Diese Entwicklung unterstreicht die sukzessive Zentralisierung der EU, wie sie in Teil 3 und 4 dieser Serie als nicht legitimierte Machtverschiebung und Vehikel für föderale Transformation beschrieben wurde. Im Folgenden werden die Eckdaten des Beschlusses dargelegt, die Bestätigung der Prognosen erläutert – insbesondere die Unmöglichkeit einer faktischen Verwendung der russischen Assets aus völkerrechtlichen Gründen – und die potenziellen nächsten Schritte skizziert, einschließlich der wahrscheinlichen Aktivierung weiterer Haushaltsinstrumente.
Die Eckdaten des EU-Kredits: Höhe, Mechanismus und Haftungsstruktur.

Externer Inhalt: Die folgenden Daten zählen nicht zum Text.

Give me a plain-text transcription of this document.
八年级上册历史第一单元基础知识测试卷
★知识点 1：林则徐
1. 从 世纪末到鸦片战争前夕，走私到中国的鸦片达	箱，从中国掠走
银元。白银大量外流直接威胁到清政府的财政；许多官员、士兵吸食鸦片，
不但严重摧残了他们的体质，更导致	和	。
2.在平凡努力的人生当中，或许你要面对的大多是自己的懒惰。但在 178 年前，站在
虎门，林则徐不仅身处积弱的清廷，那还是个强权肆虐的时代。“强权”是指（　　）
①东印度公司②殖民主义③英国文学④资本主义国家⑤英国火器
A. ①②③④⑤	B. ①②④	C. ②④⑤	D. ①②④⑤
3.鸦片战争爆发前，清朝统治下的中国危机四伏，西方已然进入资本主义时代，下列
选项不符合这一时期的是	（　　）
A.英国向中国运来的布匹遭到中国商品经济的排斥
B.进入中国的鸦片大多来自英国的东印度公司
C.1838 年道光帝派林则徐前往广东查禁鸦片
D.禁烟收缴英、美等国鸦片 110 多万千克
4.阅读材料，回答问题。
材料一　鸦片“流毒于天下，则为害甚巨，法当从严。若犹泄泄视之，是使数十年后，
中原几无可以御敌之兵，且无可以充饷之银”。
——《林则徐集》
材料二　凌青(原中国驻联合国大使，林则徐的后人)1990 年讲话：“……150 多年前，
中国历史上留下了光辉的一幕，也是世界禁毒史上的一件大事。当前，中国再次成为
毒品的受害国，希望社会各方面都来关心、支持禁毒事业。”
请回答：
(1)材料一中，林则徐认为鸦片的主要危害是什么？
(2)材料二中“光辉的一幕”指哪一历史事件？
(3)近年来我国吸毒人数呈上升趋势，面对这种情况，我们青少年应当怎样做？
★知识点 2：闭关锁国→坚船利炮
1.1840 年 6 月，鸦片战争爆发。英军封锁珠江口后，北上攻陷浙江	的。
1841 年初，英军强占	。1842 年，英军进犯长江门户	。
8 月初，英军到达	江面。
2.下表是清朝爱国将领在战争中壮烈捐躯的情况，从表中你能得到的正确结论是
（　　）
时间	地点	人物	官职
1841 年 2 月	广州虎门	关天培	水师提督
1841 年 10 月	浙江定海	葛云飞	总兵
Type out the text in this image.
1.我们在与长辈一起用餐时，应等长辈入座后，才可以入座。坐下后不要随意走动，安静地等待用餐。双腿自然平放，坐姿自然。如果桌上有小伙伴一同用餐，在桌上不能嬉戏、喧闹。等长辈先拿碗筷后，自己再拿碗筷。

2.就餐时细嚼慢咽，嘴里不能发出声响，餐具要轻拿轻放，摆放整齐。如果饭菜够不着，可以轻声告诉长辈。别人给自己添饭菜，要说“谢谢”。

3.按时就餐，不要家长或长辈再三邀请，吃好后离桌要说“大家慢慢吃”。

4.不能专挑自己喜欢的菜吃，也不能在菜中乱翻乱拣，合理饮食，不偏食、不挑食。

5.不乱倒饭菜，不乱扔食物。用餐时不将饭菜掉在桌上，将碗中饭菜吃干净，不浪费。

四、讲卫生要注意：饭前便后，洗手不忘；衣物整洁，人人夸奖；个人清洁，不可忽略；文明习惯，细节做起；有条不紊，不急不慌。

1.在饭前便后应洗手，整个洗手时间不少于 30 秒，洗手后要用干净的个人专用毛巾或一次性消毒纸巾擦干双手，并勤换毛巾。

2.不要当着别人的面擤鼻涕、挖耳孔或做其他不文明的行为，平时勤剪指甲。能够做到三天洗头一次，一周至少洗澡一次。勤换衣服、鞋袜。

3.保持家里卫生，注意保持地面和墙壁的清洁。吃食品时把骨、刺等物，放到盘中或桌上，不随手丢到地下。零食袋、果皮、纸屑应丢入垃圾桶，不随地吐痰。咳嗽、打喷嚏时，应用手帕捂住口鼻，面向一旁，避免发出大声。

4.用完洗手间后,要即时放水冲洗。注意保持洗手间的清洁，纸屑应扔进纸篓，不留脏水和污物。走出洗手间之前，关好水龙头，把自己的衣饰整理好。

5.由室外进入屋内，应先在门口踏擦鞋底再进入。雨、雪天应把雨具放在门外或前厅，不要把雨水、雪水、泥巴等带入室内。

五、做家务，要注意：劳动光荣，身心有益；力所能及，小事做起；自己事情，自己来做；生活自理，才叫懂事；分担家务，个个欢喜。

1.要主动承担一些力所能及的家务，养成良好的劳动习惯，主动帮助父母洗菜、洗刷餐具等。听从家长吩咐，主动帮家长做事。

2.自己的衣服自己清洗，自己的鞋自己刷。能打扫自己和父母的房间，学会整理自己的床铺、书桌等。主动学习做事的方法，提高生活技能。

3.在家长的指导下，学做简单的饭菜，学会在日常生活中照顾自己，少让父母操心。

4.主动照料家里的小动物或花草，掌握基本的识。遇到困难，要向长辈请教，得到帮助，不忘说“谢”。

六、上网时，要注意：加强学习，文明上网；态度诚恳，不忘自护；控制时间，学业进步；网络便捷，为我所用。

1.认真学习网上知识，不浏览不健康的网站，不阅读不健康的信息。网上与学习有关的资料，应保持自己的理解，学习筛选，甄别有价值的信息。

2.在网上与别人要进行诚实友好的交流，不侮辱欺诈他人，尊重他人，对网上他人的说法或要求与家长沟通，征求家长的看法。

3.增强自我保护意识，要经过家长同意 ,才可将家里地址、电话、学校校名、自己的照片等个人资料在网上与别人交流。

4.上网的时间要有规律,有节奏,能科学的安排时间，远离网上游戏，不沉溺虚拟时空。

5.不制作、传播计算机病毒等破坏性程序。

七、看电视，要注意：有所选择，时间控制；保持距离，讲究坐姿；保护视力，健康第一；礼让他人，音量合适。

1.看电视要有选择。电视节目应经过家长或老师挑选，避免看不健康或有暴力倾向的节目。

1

Der Gipfel endete mit der Zustimmung zu einem Kredit in Höhe von 90 Milliarden Euro, der der Ukraine für die Jahre 2026 und 2027 zur Verfügung gestellt werden soll. Der Kredit ist zinsfrei und wird über die Ausgabe gemeinsamer EU-Anleihen aufgebracht, die die Kommission bei Geschäftsbanken platziert. Die EU haftet für diese Aufnahme, was eine Garantie der Rückzahlung gegenüber den Kreditgebern impliziert. Der Mechanismus basiert auf Artikel 212 AEUV, der wirtschaftliche Hilfen für Drittländer erlaubt, und integriert Elemente der verstärkten Zusammenarbeit (Artikel 20 EUV) für Mitgliedstaaten wie Tschechien, Ungarn und die Slowakei, die von finanziellen Verpflichtungen ausgenommen sind. Im Kern handelt es sich um eine Umschuldung: Die EU leiht sich das Kapital auf den Märkten und reicht es an die Ukraine weiter, mit der impliziten Annahme, dass eine Rückzahlung durch Kiew unwahrscheinlich ist, solange kein Friedensvertrag mit Russland vorliegt, der Reparationen regelt. Da die EU keine eigenen Refinanzierungsmöglichkeiten besitzt – ihr Haushalt wird ausschließlich durch Beiträge der Mitgliedstaaten finanziert, wie Artikel 310 AEUV festlegt – bedeutet dies eine mittelbare Haftung der Nationalstaaten. Die pro-rata-Verteilung folgt dem EU-Finanzschlüssel: Deutschland als größter Nettozahler würde etwa 25 Prozent übernehmen, was einer Belastung von rund 22,5 Milliarden Euro entspricht, Österreich mit etwa 2,3 Prozent etwa 2 Milliarden Euro – eine Verteilung, die Bloomberg und The Week als typisch für die Lastenverteilung in der EU hervorheben, mit Warnungen vor steigenden Zinsen und Fiskalrisiken für hochverschuldete Staaten.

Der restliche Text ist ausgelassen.